Yolanda U. Trapp
Intelligence is a mystery. We hear it said that most people never develop more than a very small part of their latent intellectual capacity. Probably not; but why not? How do some people manage to keep review up to twenty percent or thirty percent of their full power - or even more? What turns the power off, keeps it from ever being turned on?
When I started teaching, I thought that some people were just born smarter than others and that not much could be done about it. This seems to be the official line of most of the psychologists. It is not hard to believe, if all your contacts with students are in the classroom or the psychological testing room. But if you live at a small school, seeing students in class, in their private lives, at their recreations, sports, and manual work, you cannot escape the conclusion that some people are much smarter part of the time. Why? Why should a boy or a girl, who under some circumstances is witty, imaginative, analytical, in a word, intelligent, come into a classroom and, as if by magic, turn to a complete dolt?
We can to some extent, and over a long period of time, create situations in which some of them may be willing to use their minds in better ways. Some of these, in turn, may even carry these new ways of thinking into a new situation; but we can not expect that they all will. Most of them will probably drop back into the strategies with which they are most familiar and comfortable. Not many children, in one school year, are going to remake their whole way of dealing with life. With luck, we can give some of them a feeling of what it is like to turn one's full intelligence on a problem, to think creatively, originally, and constructively instead of defensively and evasively. We can hope that they will enjoy the experience enough to want to try it again, but it is only a hope. To put it in another way, we can try to give them a glimpse of an intellectual foreign country, and even persuade them to visit it for a while; but it would take more time than we have to make them citizens of that country.

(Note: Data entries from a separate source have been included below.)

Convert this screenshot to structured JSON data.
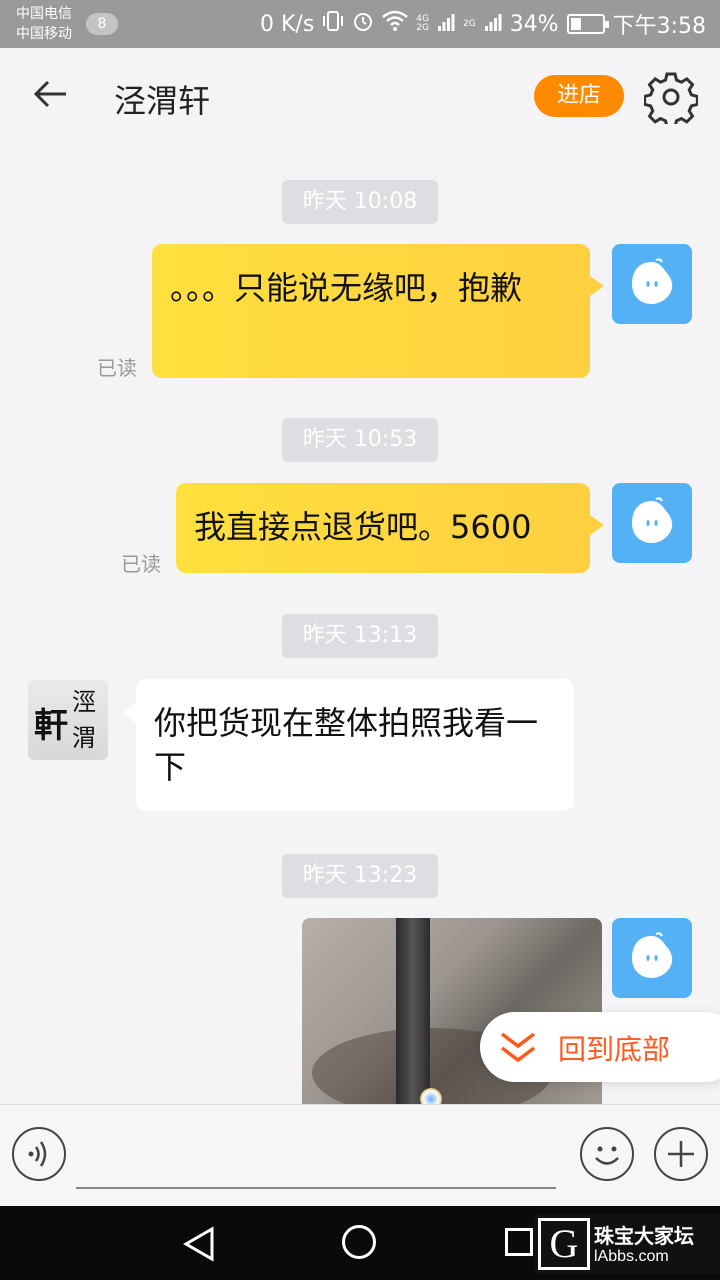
{
  "status_bar": {
    "carrier1": "中国电信",
    "carrier2": "中国移动",
    "notification_count": "8",
    "network_speed": "0 K/s",
    "net_4g": "4G",
    "net_2g_a": "2G",
    "net_2g_b": "2G",
    "battery_percent": "34%",
    "battery_level": 0.34,
    "time": "下午3:58"
  },
  "header": {
    "title": "泾渭轩",
    "enter_store_label": "进店"
  },
  "messages": [
    {
      "type": "time",
      "text": "昨天 10:08"
    },
    {
      "type": "mine",
      "text": "。。。只能说无缘吧，抱歉",
      "read": "已读"
    },
    {
      "type": "time",
      "text": "昨天 10:53"
    },
    {
      "type": "mine",
      "text": "我直接点退货吧。5600",
      "read": "已读"
    },
    {
      "type": "time",
      "text": "昨天 13:13"
    },
    {
      "type": "theirs",
      "text": "你把货现在整体拍照我看一下"
    },
    {
      "type": "time",
      "text": "昨天 13:23"
    },
    {
      "type": "mine_image"
    }
  ],
  "shop_avatar_text": {
    "line1": "軒",
    "line2": "涇",
    "line3": "渭"
  },
  "jump_bottom_label": "回到底部",
  "input": {
    "placeholder": ""
  },
  "watermark": {
    "cn": "珠宝大家坛",
    "en": "lAbbs.com"
  },
  "colors": {
    "accent": "#ff8a00",
    "bubble_mine": "#ffd23a",
    "avatar_blue": "#54b1f5",
    "jump_text": "#ff5a1e"
  }
}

There's no telling what might be done with children if, from their very first day in school, we concentrated on creating the conditions in which intelligence was most likely to grow, but setting up the conditions under which good thinking can be done does not always mean it will be done. A child who has really learned something, can use it and does use it. It is connected with reality in his mind, therefore he can make other connections between it and reality when the chance comes. A piece of unreal learning has no hooks on it; it can not be attached to anything, it is of no use to the learner.

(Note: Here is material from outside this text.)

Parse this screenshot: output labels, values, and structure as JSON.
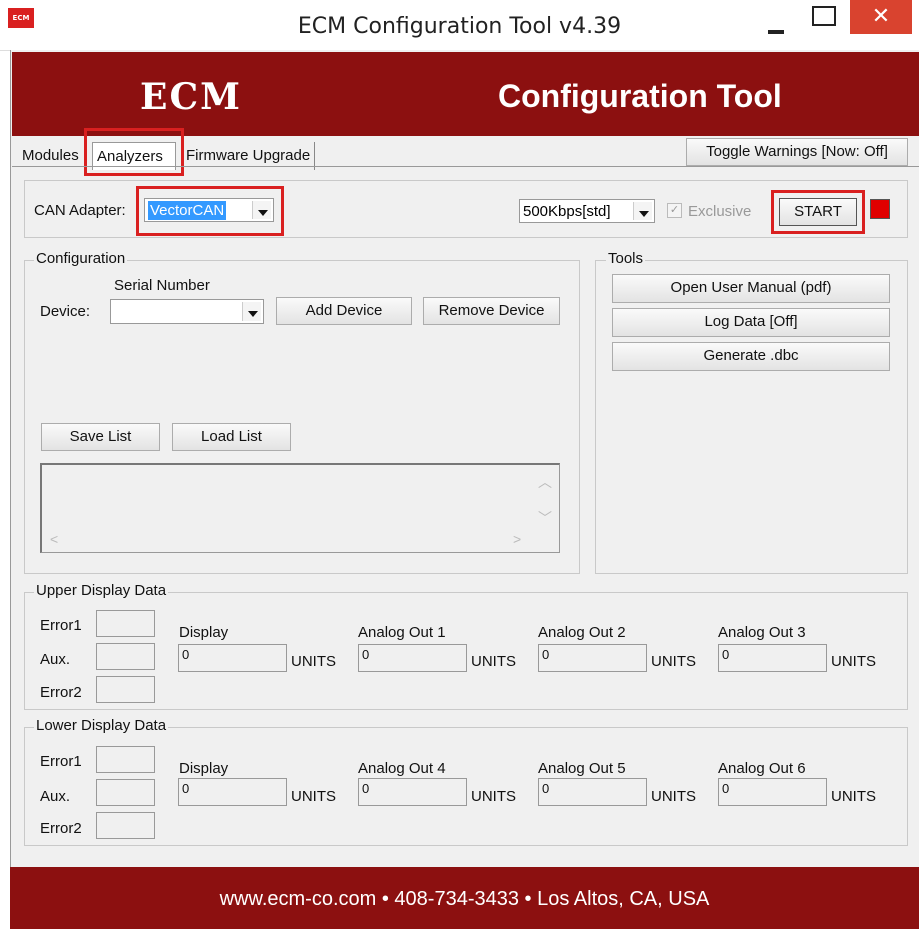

A child is most intelligent when the reality before him arouses in him/her a high degree of attention, interest, concentration, involvement-in short, when she/he cares most about what she/he is doing. This is why we should make schoolrooms and schoolwork as interesting and exciting as possible, not just so that school will be a pleasant place, but so that children in school will act intelligently and get into the habit of acting intelligently (Sternberg, 1997).